The post I wanted to write was about finishing up a book proposal on Thursday that I've been spending a whole bunch of the past few weeks working on, and now it's in my agent's inbox and hopefully will get a good response.
Instead, I'm writing a different post. My mom had what appears to be a small stroke yesterday. Fortunately, my stepdad recognized quickly what was going on and rushed her to the hospital and they were able to give her an clot-busting medication that will hopefully limit the damage. She seems to be doing well-- no motor deficits at all, memory seems ok for now, and there's just some small language issues-- having some trouble saying all the words she wants to say, and sometimes the speech comes out garbled, and some similar trouble with reading. But it got noticeably better as the hours passed post-medication, and she seemed more like herself last night, and was able to read a little bit-- the problem seeming like it's less about understanding what she's reading than about reading it aloud, so that's good. Apparently the stroke-- they're assuming at this point it was a stroke unless they find evidence otherwise-- was small enough that it wasn't coming up on the first read of the MRI-- but they're doing more tests to figure out what happened, why it happened, and the best ways to avoid something similar or worse happening again.

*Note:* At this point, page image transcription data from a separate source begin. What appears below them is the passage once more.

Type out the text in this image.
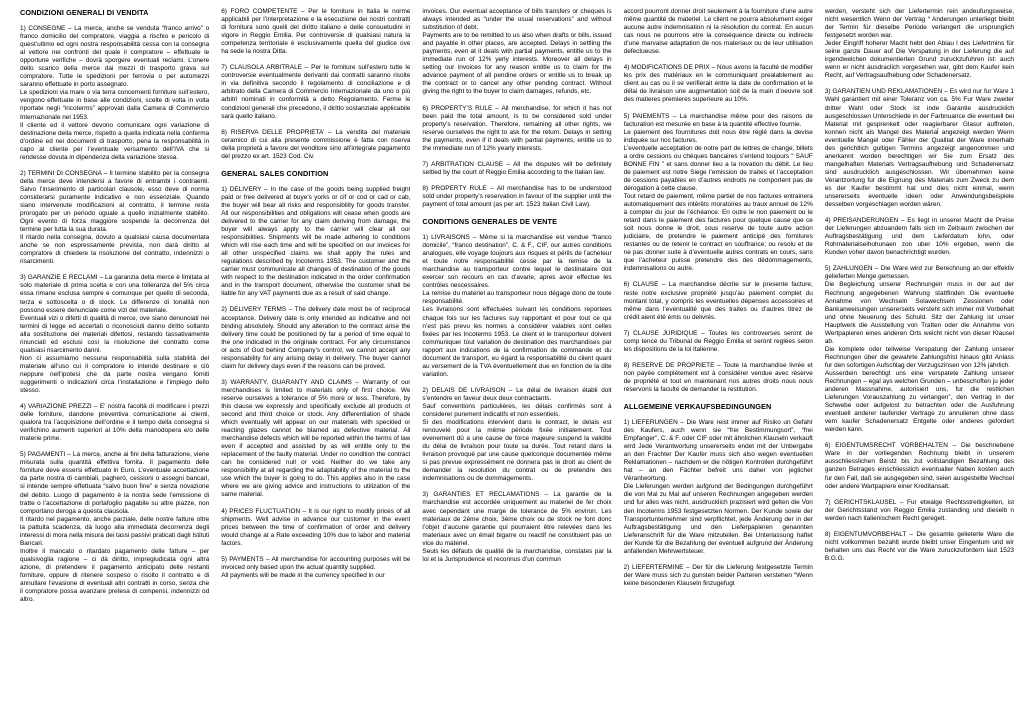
CONDIZIONI GENERALI DI VENDITA
1) CONSEGNE – La merce, anche se venduta “franco arrivo” o franco domicilio del compratore, viaggia a rischio e pericolo di quest’ultimo ed ogni nostra responsabilità cessa con la consegna al vettore nei confronti del quale il compratore – effettuate le opportune verifiche – dovrà sporgere eventuali reclami. L’onere dello scarico della merce dai mezzi di trasporto grava sul compratore. Tutte le spedizioni per ferrovia o per automezzi saranno effettuate in porto assegnato.
Le spedizioni via mare o via terra concernenti forniture sull’estero, vengono effettuate in base alle condizioni, scelte di volta in volta riportate negli “incoterms” approvati dalla Camera di Commercio Internazionale nel 1953.
Il cliente ed il vettore devono comunicare ogni variazione di destinazione della merce, rispetto a quella indicata nella conferma d’ordine ed nei documenti di trasporto, pena la responsabilità in capo al cliente per l’eventuale versamento dell’IVA che si rendesse dovuta in dipendenza della variazione stessa.
2) TERMINI DI CONSEGNA – Il termine stabilito per la consegna della merce deve intendersi a favore di entrambi i contraenti. Salvo l’inserimento di particolari clausole, esso deve di norma considerarsi puramente indicativo e non essenziale. Quando siano intervenute modificazioni al contratto, il termine resta prorogato per un periodo uguale a quello inizialmente stabilito. Ogni evento di forza maggiore sospende la decorrenza del termine per tutta la sua durata.
Il ritardo nella consegna, dovuto a qualsiasi causa documentata anche se non espressamente prevista, non darà diritto al compratore di chiedere la risoluzione del contratto, indennizzi o risarcimenti.
3) GARANZIE E RECLAMI – La garanzia della merce è limitata al solo materiale di prima scelta e con una tolleranza del 5% circa essa rimane esclusa sempre e comunque per quello di seconda, terza e sottoscelta o di stock. Le differenze di tonalità non possono essere denunciate come vizi del materiale.
Eventuali vizi o difetti di qualità di merce, ove siano denunciati nei termini di legge ed accertati o riconosciuti danno diritto soltanto alla sostituzione dei materiali difettosi, restando tassativamente rinunciati ed esclusi così la risoluzione del contratto come qualsiasi risarcimento danni.
Non ci assumiamo nessuna responsabilità sulla stabilità del materiale all’uso cui il compratore lo intende destinare e ciò neppure nell’ipotesi che da parte nostra vengano forniti suggerimenti o indicazioni circa l’installazione e l’impiego dello stesso.
4) VARIAZIONE PREZZI – E’ nostra facoltà di modificare i prezzi delle forniture, dandone preventiva comunicazione ai clienti, qualora tra l’acquisizione dell’ordine e il tempo della consegna si verifichino aumenti superiori al 10% della manodopera e/o delle materie prime.
5) PAGAMENTI – La merce, anche ai fini della fatturazione, viene misurata sulla quantità effettiva fornita. Il pagamento delle forniture deve essersi effettuato in Euro. L’eventuale accettazione da parte nostra di cambiali, pagherò, cessioni o assegni bancari, si intende sempre effettuata “salvo buon fine” e senza novazione del debito. Luogo di pagamento è la nostra sede l’emissione di tratte o l’accettazione di portafoglio pagabile su altre piazze, non comportano deroga a questa clausola.
Il ritardo nel pagamento, anche parziale, delle nostre fatture oltre la pattuita scadenza, dà luogo alla immediata decorrenza degli interessi di mora nella misura dei tassi passivi praticati dagli Istituti Bancari.
Inoltre il mancato o ritardato pagamento delle fatture – per qualsivoglia ragione – ci dà diritto, impregiudicata ogni altra azione, di pretendere il pagamento anticipato delle restanti forniture, oppure di ritenere sospeso o risolto il contratto e di annullare l’evasione di eventuali altri contratti in corso, senza che il compratore possa avanzare pretesa di compensi, indennizzi od altro.
6) FORO COMPETENTE – Per le forniture in Italia le norme applicabili per l’interpretazione e la esecuzione dei nostri contratti di fornitura sono quelli del diritto italiano e delle consuetudini in vigore in Reggio Emilia. Per controversie di qualsiasi natura la competenza territoriale è esclusivamente quella del giudice ove ha sede la nostra Ditta.
7) CLAUSOLA ARBITRALE – Per le forniture sull’estero tutte le controversie eventualmente derivanti dai contratti saranno risolte in via definitiva secondo il regolamento di conciliazione e di arbitrato della Camera di Commercio Internazionale da uno o più arbitri nominati in conformità a detto Regolamento. Ferme le condizioni generali che precedono, il diritto sostanziale applicabile sarà quello italiano.
8) RISERVA DELLE PROPRIETA’ – La vendita del materiale ceramico di cui alla presente commissione è fatta con riserva della proprietà a favore del venditore sino all’integrale pagamento del prezzo ex art. 1523 Cod. Civ.
GENERAL SALES CONDITION
1) DELIVERY – In the case of the goods being supplied freight paid or free delivered at buye’s yorks or cif or cod or cad or cab, the buyer will bear all risks and responsibility for goods transfer. All our responsibilities and obligations will cease when goods are delivered to the carrier for any claim deriving from damage, the buyer will always apply to the carrier will clear all our responsibilities. Shipments will be made adhering to conditions which will rise each time and will be specified on our invoices for all other unspecified claims we shall apply the rules and regulations described by Incoterms 1953. The customer and the carrier must communicate all changes of destination of the goods with respect to the destination indicated in the order confirmation and in the transport document, otherwise the customer shall be liable for any VAT payments due as a result of said change.
2) DELIVERY TERMS – The delivery date most be of reciprocal acceptance. Delivery date is only intended as indicative and not binding absolutely. Should any alteration to the contract arise the delivery time could be positioned by far a period of time equal to the one indicated in the originale contract. For any circumstance or acts of God behind Company’s control, we cannot accept any responsability for any arising delay in delivery. The buyer cannot claim for delivery days even if the reasons can be proved.
3) WARRANTY, GUARANTY AND CLAIMS – Warranty of our merchandises is limited to materials only of first choice. We reserve ourselves a tolerance of 5% more or less. Therefore, by this clause we expressly and specifically exclude all products of second and third choice or stock. Any differentiation of shade which eventually will appear on our materials with speckled or reacting glazes cannot be blamed as defective material. All merchandise defects which will be reported within the terms of law even if accepted and assisted by as will entitle only to the replacement of the faulty material. Under no condition the contract can be considered null or void. Neither do we take any responsibility at all regarding the adaptability of the material to the use which the buyer is going to do. This applies also in the case where we are giving advice and instructions to utilization of the same material.
4) PRICES FLUCTUATION – It is our right to modify prices of all shipments. Well advise in advance our customer in the event prices between the time of confirmation of order and delivery would change at a Rate exceeding 10% due to labor and material factors.
5) PAYMENTS – All merchandise for accounting purposes will be invoiced only based upon the actual quantity supplied.
All payments will be made in the currency specified in our
invoices. Our eventual acceptance of bills transfers or cheques is always intended as “under the usual reservations” and without substitution of debt.
Payments are to be remitted to us also when drafts or bills, issued and payable in other places, are accepted. Delays in settling the payments, even at it deals with partial payments, entitle us to the immediate run of 12% yerly interests. Moreover all delays in setting our invoices for any reason entitle us to claim for the advance payment of all pendine orders or entitle us to break up the contract or to cancel any other pending contract. Without giving the right to the buyer to claim damages, refunds, etc.
6) PROPERTY’S RULE – All merchandise, for which it has not been paid the total amount, is to be considered sold under property’s reservation. Therefore, remaining all other rights, we reserve ourselves the right to ask for the return. Delays in setting the payments, even if it deals with partial payments, entitle us to the immediate run of 12% yearly interests.
7) ARBITRATION CLAUSE – All the disputes will be definitely settled by the court of Reggio Emilia according to the Italian law.
8) PROPERTY RULE -- All merchandise has to be understood sold under property’s reservation in favour of the supplier until the payment of total amount (as per art. 1523 Italian Civil Law).
CONDITIONS GENERALES DE VENTE
1) LIVRAISONS – Même si la marchandise est vendue “franco domicile”, “franco destination”, C. & F., CIF, our autres conditions analogues, elle voyage toujours aux risques et périls de l’acheteur et toute notre responsabilité cesse par la remise de la marchandise au transporteur contre lequel le destinataire doit exercer son recours en cas d’avarie, apres avoir effectue les contrôles nescessaires.
La remise du materiel au transporteur nous dégage donc de toute responsabilité.
Les livraisons sont effectuées suivant les conditions reportees chaque fois sur les factures suy rapportant et pour tout ce qui n’est pas prevu les normes a considérer valables sont celles fixées par les Incoterms 1953. Le client et le transporteur doivent communiquer tout variation de destination des marchandises par rapport aux indications de la confirmation de commande et du document de transport, eu égard la responsabilité du client quant au versement de la TVA éventuellement due en fonction de la dite variation.
2) DELAIS DE LIVRAISON – Le délai de livraison établi doit s’entendre en faveur deux deux contractants.
Sauf conventions particulières, les délais confirmés sont à considerer purement indicatifs et non essentiels.
Si des modifications intervient dans le contract, le delais est renouvelé pour la même période fixée initialement. Tout evenement dû a une cause de force majeure suspend la validité du délai de livraison pour toute sa durée. Tout retard dans la livraison provoqué par une cause quelconque documentée même si pas prevue expressément ne donnera pas le droit au client de demander la resolution du contrat ou de pretendre des indemnisations ou de dommagements.
3) GARANTIES ET RECLAMATIONS – La garantie de la marchandise est accordée uniquement au materiel de fer choix avec cependant une marge de tolerance de 5% environ. Les materiaux de 2ème choix, 3ème choix ou de stock ne font donc l’objet d’aucune garantie qui pourraient être relevées dans les materiaux avec un émail bigarre ou reactif ne constituent pas un vice du materiel.
Seuls les défauts de qualité de la marchandise, constates par la loi et la Jurisprudence et reconnus d’un commun
accord pourront donner droit seulement à la fourniture d’une autre même quantité de materiel. Le client ne pourra absolument exiger aucune autre indemnisation ni la résolution du contrat. En aucun cas nous ne pourrons etre la conséquence directe ou indirecte d’une marvaise adaptation de nos materiaux ou de leur utilisation defectueuse.
4) MODIFICATIONS DE PRIX – Nous avons la faculté de modifier les prix des matériaux en le communiquant prealablement au client au cas ou il se verifierait entre la date de confirmation et le délai de livraison une augmentation soit de la main d’oeuvre soit des matieres premieres superieure au 10%.
5) PAIEMENTS – La marchandise même pour des raisons de facturation est mesurée en base à la quantité effective fournie.
Le paiement des fournitures doit nous être réglé dans la devise indiquée sur nos factures.
L’eventuelle acceptation de notre part de lettres de change, billets a ordre cessions ou chèques bancaires s’entend toujours “ SAUF BONNE FIN ” et sans donner lieu a la novation du débit. Le lieu de paiement est notre Siege l’emission de traites et l’acceptation de cessions payables en d’autres endroits ne comportent pas de dérogation à cette clause.
Tout retard de paiement, même partiel de nos factures entrainera automatiquement des intérêts moratoires au traux annuel de 12% à compter du jour de l’échéance. En outre le non paiement ou le retard dans le paiement des factures pour quelque cause que ce soit nous donne le droit, sous reserve de toute autre action judiciaire, de pretendre le paiement anticipé des fornitures restantes ou de retenir le contract en souffrance; ou resolu et de ne pas donner suite à d’eventuelle autres contrats en cours, sans que l’acheteur puisse pretendre des des dédommagements, indemnisations ou autre.
6) CLAUSE – La marchandise décrite sur le presente facture, reste notre exclusive propriété jusqu’au paiement complet du montant total, y compris les eventuelles dépenses accessoires et même dans l’eventualité que des traites ou d’autres titrez de crédit aient été émis ou delivrés.
7) CLAUSE JURIDIQUE – Toutes les controverses seront de comp tence du Tribunal de Reggio Emilia et seront reglées selon les dispositions de la loi Italienne.
8) RESERVE DE PROPRIETE – Toute la marchandise livrée et non payée complètement est à considérer vendue avec réserve de propriété et tout en maintenant nos autres droits nous nous réservons la faculté de demander la restitution.
ALLGEMEINE VERKAUFSBEDINGUNGEN
1) LIEFERUNGEN – Die Ware reist immer auf Risiko un Gefahr des Kaufers, auch wenn sie “frei Bestimmungsort”, “frei Empfanger”, C. & F. oder CIF oder mit ähnlichen Klauseln verkauft wird Jede Verantwortung unsererseits endet mit der Unbergabe an den Frachter Der Kaufer muss sich also wegen eventuellen Reklamationen – nachdem er die nötigen Kontrollen durchgeführt hat – an den Fächter befreit uns daher von jeglicher Vérantwortung.
Die Lieferungen werden aufgrund der Bedingungen durchgeführt die von Mal zu Mal auf unseren Rechnungen angegeben werden und fur alles was nicht, ausdrucklich prazisiert wird gelten die Von den Incoterms 1953 festgesetzten Normen. Der Kunde sowie der Transportunternehmer sind verpflichtet, jede Änderung der in der Auftragsbestätigung und den Lieferpapieren genannten Lieferanschrift für die Ware mitzuteilen. Bei Unterlassung haftet der Kunde für die Bezahlung der eventuell aufgrund der Änderung anfallenden Mehrwertsteuer.
2) LIEFERTERMINE – Der für die Lieferung festgesetzte Termin der Ware muss sich zu gunsten belder Parteren verstehen “Wenn keine besonderen Klauseln finzugefugt
werden, versteht sich der Liefertermin rein andeufungsweise, nicht wesentlich Wenn der Vertrag “ Anderungen unterliegt bleibt der Termin für dieselbe Periode verlangert die ursprunglich festgesetzt worden war.
Jeder Eingriff hoherer Macht hebt den Abiau l des Liefertmins für seine ganze Dauer auf Die Verspatung in der Lieferung die auf irgendwelchen dokumentierten Grund zuruckzufuhren ist: auch wenn er nicht ausdraclich vorgesehen war, gibt dem Kaufer kein Recht, auf Vertragsaufhebung oder Schadenersatz.
3) GARANTIEN UND REKLAMATIONEN – Es wird nur fur Ware 1 Wahl garantiert mit einer Toleranz von ca. 5% Fur Ware zweiter dritter Wahl oder Stock ist inde Garantie ausdrucklich ausgeschlossen Unterschiede in der Farbnuance die eventuell bei Material mit gesprenkelt oder reagierbarer Glasur auffreten, konnen nicht als Mangel des Materiaĺ angezeigt werden Wenn eventuelle Mangel oder Fähler der Qualitat der Ware innerhalb des gerichtlich gultigen Termins angezeigt angenommen und anerkannt worden berechtigen wir Sie zum Ersatz des mangelhaften Materials Vertragsaufhebung und Schadenersatz sind ausdrucklich ausgeschlossen. Wir übernehmen keine Verantzortung fur die Eignung des Materials zum Zweck zu dem es der Kaufer bestimmt hat und dies nicht einmal, wenn unsererseits eventuelle ideen oder Anwendungsbeispiele desselben vorgeschlagen worden wären.
4) PREISANDERUNGEN – Es liegt in unserer Macht die Preise der Lieferungen abzuandem falls sich im Zeitraum zwischen der Auftragsbestätigung und dem Lieferdatum lohn, oder Rohmaterialseihohunaen zon uber 10% ergeben, wenn die Kunden voher davon benachrichtigt wurden.
5) ZAHLUNGEN – Die Ware wird zur Berechnung an der effektiv gelieferten Menge gemessen.
Die Begleichung unserer Rechnungen muss in der aut der Rechnung angegebenen Wahrung stattfinden Die eventuelle Annahme von Wechseln Solawechseln Zessionen oder Bankanweisungen unsererseits versteht sich immer mit Vorbehalt und ohne Neuerung des Schuld. Sitz der Zahlung ist unser Hauptwerk die Ausstellung von Tratten oder die Annahme von Wertpapieren eines anderen Orts weicht nicht von dieser Klausel ab.
Die komplete oder teilweise Verspatung der Zahlung unserer Rechnungen über die gewahrte Zahlungsfrist hinaus gibt Anlass fur den sofortigen Aufschlag der Verzugszinsen von 12% jahrlich.
Ausserdein berechtigt uns eine verspatete Zahlung unserer Rechnungen – egal ays welchen Grunden – unbeschoften ju jeder anderen Massnahme, autorisiert uns, fur die restlichen Lieferungen Vorauszahlung zu verlangen”, den Vertrag in der Schwebe oder aufgelost zu betrachten oder die Ausfuhrung eventuell anderer laufender Vertrage zu annulieren ohne dass vem kaufer Schadenersatz Entgelte oder anderes gefordert werden kann.
6) EIGENTUMSRECHT VORBEHALTEN – Die beschriebene Ware in der vorliegenden Rechnung bleibt in unserem ausschliesslichen Beistz bis zut vollstandigen Bezahlung des ganzen Betrages einschliesslich eventualler Naben kosten auch fur den Fall, daß sie ausgegeben sind, seien ausgestellte Wechsel oder andere Wartpapiere einer Kreditansalt.
7) GERICHTSKLAUSEL – Fur etwalge Rechtsstreitigkeiten, ist der Gerichtsstand von Reggio Emilia zustanding und dieselb n werden nach italienischem Recht geregelt.
8) EIGENTUMVORBEHALT – Die gesamte gelieterte Ware die nicht vollkommen bezahlt wurde bleibt unser Eingentum und wir behalten uns das Recht vor die Ware zuruckzufordern laut 1523 B.G.G.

It feels a little bizarre that only about a year after my grandma's stroke, my mom has something similar and hitting what seems like a similar area of the brain-- my grandma had this same word-finding problem in the hours and days after the stroke, until we started to realize the problem ran deeper than that and her memory was really quite affected. But her stroke was very much visible on the scans and so hopefully that means my mom's was much, much smaller and won't leave her with the same kinds of memory issues and inability to be independent that my grandma has unfortunately had to deal with.
The plausible theory is that my mom's breast and kidney cancers over the past couple of years made her blood more likely to coagulate-- apparently an issue with people who've had cancer-- and thus more susceptible to something like this.
But fingers crossed that the damage is minimal and it'll resolve itself over the next few days, especially because we were able to get her the clot-busting drug quickly.
She thought she was out of the woods post-the cancer stuff over the past few years, but it just seems like it never really ends. Hearing Nina's stories from work, and really just as we get to an age where parents get older, it seems like for everyone, sadly, a good part of life ends up being about dealing with illness, yours or others. And it sucks. For everyone.
That was a fairly incoherent paragraph, but maybe there's a point there somewhere.